Wednesday, September 9, 2015

Experimenting with Energy Monitors

After a spate of high electricity bills and trying to save energy by turning things off randomly I decided to do it the proper and scientific way by experimenting and collecting plenty of data.

In the days of bitcoin mining high energy bills were the norm. Now they miners have all moved to better homes and I am left with myriads of run of the mill appliances. Identifying the energy hungry beasts is not trivial.
Initial attempt at current measurement with DSO-Nano
The Open Energy monitor site has a plethora of ideas and some quite good Arduino and Raspberry Pi based designs for energy monitoring. SeeedStudio also has a couple of designs intended for energy monitoring use with an option to use an LCD or Oled screen, which I quite like. The downside of both these options however is the wireless component. The EmonTx option uses the RFM12/69 as the wireless transciever and the SeeedStudio option uses the nRF24L01+, both options require custom and expensive receiver hardware attached to an always on data-logging system.

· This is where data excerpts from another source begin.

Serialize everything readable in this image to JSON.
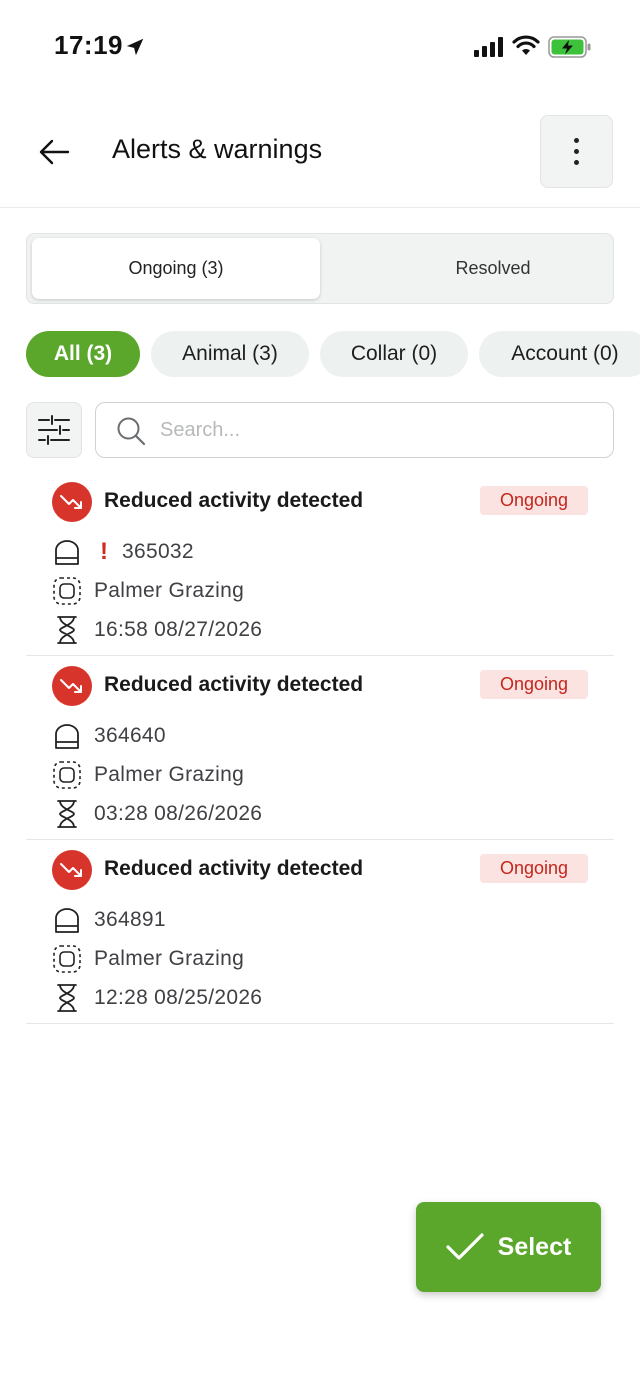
{
  "status_bar": {
    "time": "17:19"
  },
  "header": {
    "title": "Alerts & warnings"
  },
  "tabs": [
    {
      "label": "Ongoing (3)",
      "active": true
    },
    {
      "label": "Resolved",
      "active": false
    }
  ],
  "chips": [
    {
      "label": "All (3)",
      "active": true
    },
    {
      "label": "Animal (3)",
      "active": false
    },
    {
      "label": "Collar (0)",
      "active": false
    },
    {
      "label": "Account (0)",
      "active": false
    }
  ],
  "search": {
    "placeholder": "Search...",
    "value": ""
  },
  "alerts": [
    {
      "title": "Reduced activity detected",
      "status": "Ongoing",
      "animal_id": "365032",
      "flag": "!",
      "herd": "Palmer Grazing",
      "time": "16:58 08/27/2026"
    },
    {
      "title": "Reduced activity detected",
      "status": "Ongoing",
      "animal_id": "364640",
      "flag": "",
      "herd": "Palmer Grazing",
      "time": "03:28 08/26/2026"
    },
    {
      "title": "Reduced activity detected",
      "status": "Ongoing",
      "animal_id": "364891",
      "flag": "",
      "herd": "Palmer Grazing",
      "time": "12:28 08/25/2026"
    }
  ],
  "fab": {
    "label": "Select"
  },
  "colors": {
    "brand_green": "#5aa72b",
    "alert_red": "#d7342b",
    "status_pill_bg": "#fbe3e1",
    "status_pill_text": "#c3261d"
  },
  "icons": {
    "back": "arrow-left-icon",
    "more": "more-vertical-icon",
    "filter": "sliders-icon",
    "search": "search-icon",
    "alert": "trend-down-icon",
    "animal": "collar-icon",
    "herd": "herd-group-icon",
    "time": "hourglass-icon",
    "fab": "checkmark-icon"
  }
}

Seeedstudio Energy monitor with nRF24
So after a bit of research I decided to roll my own on a breadboard using the ESP8266-12E based NodeMCU module. I started with a basic version is for apparent power only. To keep component count low and the circuit as simple as possible I used an ADS1115 breakout in differential mode eliminating the need for bias resistors. The hard part is getting a licensed electrician to wire up the clamp on current sensor to the main wire coming into the premises. Since we have only 1 channel we are going to monitor overall power rather than power per circuit.
Apparent power energy monitor with ESP8266
After the fact I made a Fritzing diagram showing how-to wire up the prototype on a breadboard. Powering the NodeMCU near the switchboard might be an issue as well, so I installed a DIN rail power socket, this will come in handy for real power measurement later on.
Fritzing diagram of apparent power energy monitor
One of the downsides of the ESP8266 approach however is the high current consumption (300mA or so) of the module and the fact that small block transformers used for voltage sensing will experience power factor shift under this load. This makes powering the system and measuring real power using the same transformer difficult, it can however be done with proper calibration.
NodeMCU Energy Monitor including power supply and voltage sensing
 The next bit is getting proper code to run on the NodeMCU. I chose to use the module in Arduino mode with the excellent work done here. For code inspiration I used Emonlib from the OpenEnergyMonitor project. I made some changes to read the current via the ADS1115 instead of directly via the inbuilt ADC, increased the integration period and patched in a square-root approximation method. The resulting code can be seen below.

The data from the monitor gets uploaded every 20seconds or so to Thingspeak. This makes it easy to plot graphs and analyse the data for appliance specific spikes, at the expense of losing control over it and some privacy. If you want to keep it all in house it is better to use something like EmonCMS.